You will find personalized and comprehensive care for abnormal heart rhythms, called arrhythmias, at Carolinas HealthCare System’s Sanger Heart & Vascular Institute. Highly skilled, board-certified cardiac physicians develop treatment plans for your needs. The comprehensive team consists of clinical cardiac electrophysiologists, cardiothoracic surgeons, cardiac imagers, cardiac anesthesiologists, sleep medicine specialists, and anticoagulation specialists centered on personalizing your care.
Your heartbeat is regulated by electrical signals controlled by nerves in the heart. For an adult at rest, the heart should beat 60 to 100 times per minute. When the heart beats less than 60 beat per minute, it's known as a bradycardia; when it beats faster than 100 beats per minute, it's known as a tachycardia. While a normal heart can be slow or fast at times, arrhythmias represent times when a heart is abnormally fast, slow or irregular. Arrhythmias can also occur as irregular single heartbeats like extra beats or skipped beats.

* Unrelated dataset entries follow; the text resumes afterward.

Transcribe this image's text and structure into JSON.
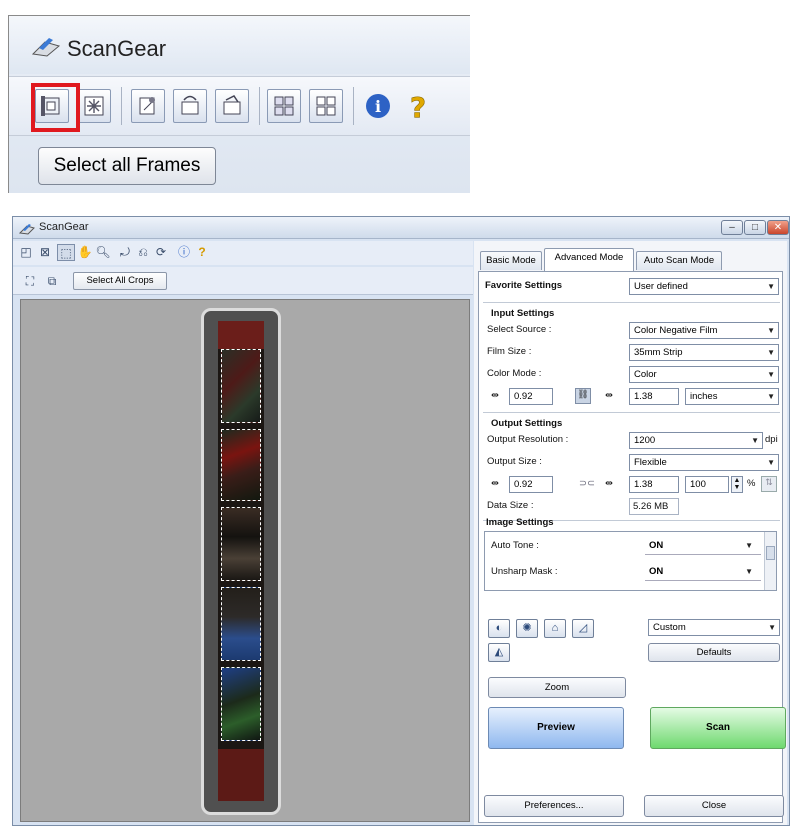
{
  "zoom": {
    "title": "ScanGear",
    "select_all_frames_label": "Select all Frames",
    "highlight_color": "#e0191f"
  },
  "window": {
    "title": "ScanGear",
    "caption_buttons": [
      "minimize-icon",
      "maximize-icon",
      "close-icon"
    ]
  },
  "toolbar": {
    "icons": [
      "frame-adjust-icon",
      "clear-icon",
      "crop-icon",
      "rotate-icon",
      "zoom-icon",
      "rotate-left-icon",
      "rotate-right-icon",
      "mirror-icon",
      "info-icon",
      "help-icon"
    ],
    "select_all_crops_label": "Select All Crops"
  },
  "tabs": [
    "Basic Mode",
    "Advanced Mode",
    "Auto Scan Mode"
  ],
  "active_tab": "Advanced Mode",
  "favorite": {
    "label": "Favorite Settings",
    "value": "User defined"
  },
  "input": {
    "header": "Input Settings",
    "select_source_label": "Select Source :",
    "select_source_value": "Color Negative Film",
    "film_size_label": "Film Size :",
    "film_size_value": "35mm Strip",
    "color_mode_label": "Color Mode :",
    "color_mode_value": "Color",
    "width": "0.92",
    "height": "1.38",
    "unit": "inches"
  },
  "output": {
    "header": "Output Settings",
    "resolution_label": "Output Resolution :",
    "resolution_value": "1200",
    "dpi": "dpi",
    "size_label": "Output Size :",
    "size_value": "Flexible",
    "width": "0.92",
    "height": "1.38",
    "scale": "100",
    "percent": "%",
    "data_size_label": "Data Size :",
    "data_size_value": "5.26 MB"
  },
  "image": {
    "header": "Image Settings",
    "rows": [
      {
        "label": "Auto Tone :",
        "value": "ON"
      },
      {
        "label": "Unsharp Mask :",
        "value": "ON"
      }
    ],
    "tone_preset": "Custom",
    "defaults_label": "Defaults"
  },
  "buttons": {
    "zoom": "Zoom",
    "preview": "Preview",
    "scan": "Scan",
    "preferences": "Preferences...",
    "close": "Close"
  }
}
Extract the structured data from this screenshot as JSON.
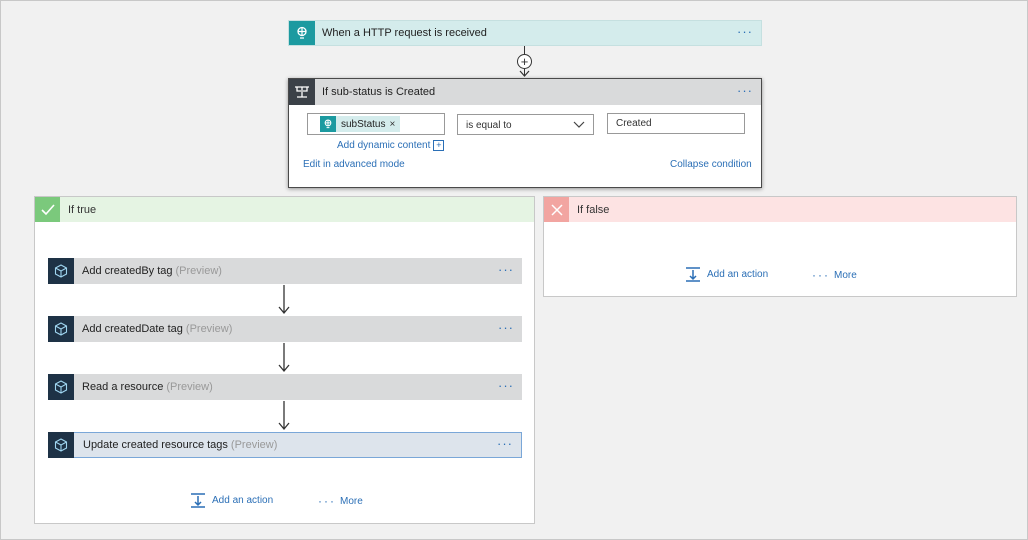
{
  "trigger": {
    "title": "When a HTTP request is received",
    "menu": "···"
  },
  "condition": {
    "title": "If sub-status is Created",
    "menu": "···",
    "token": "subStatus",
    "token_remove": "×",
    "add_dynamic": "Add dynamic content",
    "add_dynamic_icon": "+",
    "operator": "is equal to",
    "value": "Created",
    "edit_advanced": "Edit in advanced mode",
    "collapse": "Collapse condition"
  },
  "branch_true": {
    "label": "If true",
    "actions": [
      {
        "name": "Add createdBy tag",
        "tag": "(Preview)",
        "menu": "···"
      },
      {
        "name": "Add createdDate tag",
        "tag": "(Preview)",
        "menu": "···"
      },
      {
        "name": "Read a resource",
        "tag": "(Preview)",
        "menu": "···"
      },
      {
        "name": "Update created resource tags",
        "tag": "(Preview)",
        "menu": "···"
      }
    ],
    "add_action": "Add an action",
    "more": "More"
  },
  "branch_false": {
    "label": "If false",
    "add_action": "Add an action",
    "more": "More"
  },
  "colors": {
    "teal": "#1c9aa0",
    "link": "#2b6fb6",
    "true_accent": "#7bc97c",
    "false_accent": "#f2a5a1",
    "action_icon": "#1e3246"
  }
}
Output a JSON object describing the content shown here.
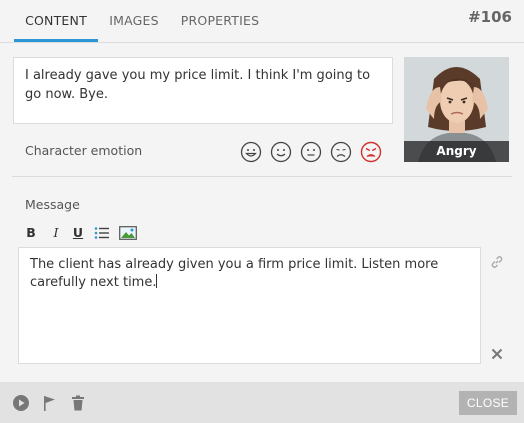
{
  "tabs": [
    {
      "label": "CONTENT",
      "active": true
    },
    {
      "label": "IMAGES",
      "active": false
    },
    {
      "label": "PROPERTIES",
      "active": false
    }
  ],
  "card_number": "#106",
  "line_text": "I already gave you my price limit. I think I'm going to go now. Bye.",
  "portrait": {
    "label": "Angry"
  },
  "character_emotion_label": "Character emotion",
  "emotions": [
    {
      "name": "very-happy",
      "selected": false
    },
    {
      "name": "happy",
      "selected": false
    },
    {
      "name": "neutral",
      "selected": false
    },
    {
      "name": "sad",
      "selected": false
    },
    {
      "name": "angry",
      "selected": true
    }
  ],
  "message": {
    "label": "Message",
    "text": "The client has already given you a firm price limit. Listen more carefully next time."
  },
  "toolbar": {
    "bold": "B",
    "italic": "I",
    "underline": "U"
  },
  "footer": {
    "close_label": "CLOSE"
  },
  "colors": {
    "accent": "#2b97d6",
    "angry": "#d0312d",
    "footer_bg": "#e2e2e2"
  }
}
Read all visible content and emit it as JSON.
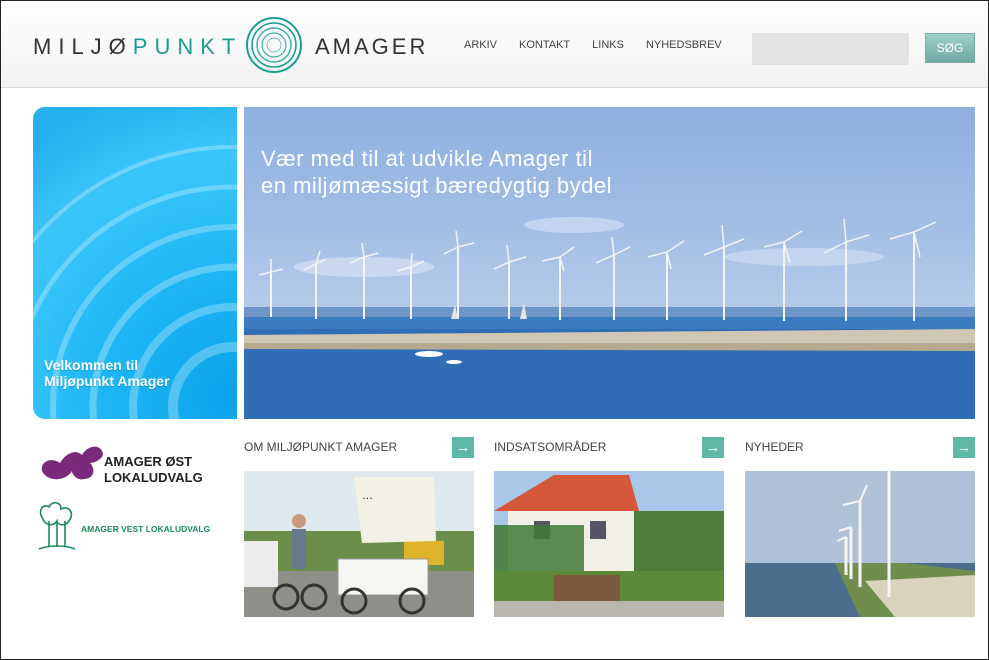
{
  "header": {
    "logo_left": "MILJØ",
    "logo_left_accent": "PUNKT",
    "logo_right": "AMAGER",
    "nav": [
      "ARKIV",
      "KONTAKT",
      "LINKS",
      "NYHEDSBREV"
    ],
    "search_button": "SØG",
    "search_placeholder": ""
  },
  "welcome": {
    "line1": "Velkommen til",
    "line2": "Miljøpunkt Amager"
  },
  "hero": {
    "line1": "Vær med til at udvikle Amager til",
    "line2": "en miljømæssigt bæredygtig bydel"
  },
  "sponsors": {
    "east_line1": "AMAGER ØST",
    "east_line2": "LOKALUDVALG",
    "west": "AMAGER VEST LOKALUDVALG"
  },
  "cards": [
    {
      "title": "OM MILJØPUNKT AMAGER",
      "arrow": "→"
    },
    {
      "title": "INDSATSOMRÅDER",
      "arrow": "→"
    },
    {
      "title": "NYHEDER",
      "arrow": "→"
    }
  ],
  "colors": {
    "accent": "#1b9e8f",
    "arrow": "#5fb7a8",
    "welcome_blue": "#1cb5f5"
  }
}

Sometimes arrhythmias have no symptoms. You may notice a change in your heart rate, a flutter or pain in your chest, or feel lightheaded, dizzy, faint or short of breath. Arrhythmias can signal the beginning of a heart attack, or can result from heart disease, high blood pressure, obstructive sleep apnea (OSA), diabetes, a thyroid condition, too much caffeine or alcohol, energy drinks, medications, drug use, stress or environmental factors. Many arrhythmias aren't harmful and don't need treatment or can be controlled with medications. However, some arrhythmias can lead to sudden cardiac arrest or stroke. Someone with atrial fibrillation (the most common type of irregular heartbeat) is nearly five times more likely to have a stroke. It is important to understand your diagnosis and risk factors.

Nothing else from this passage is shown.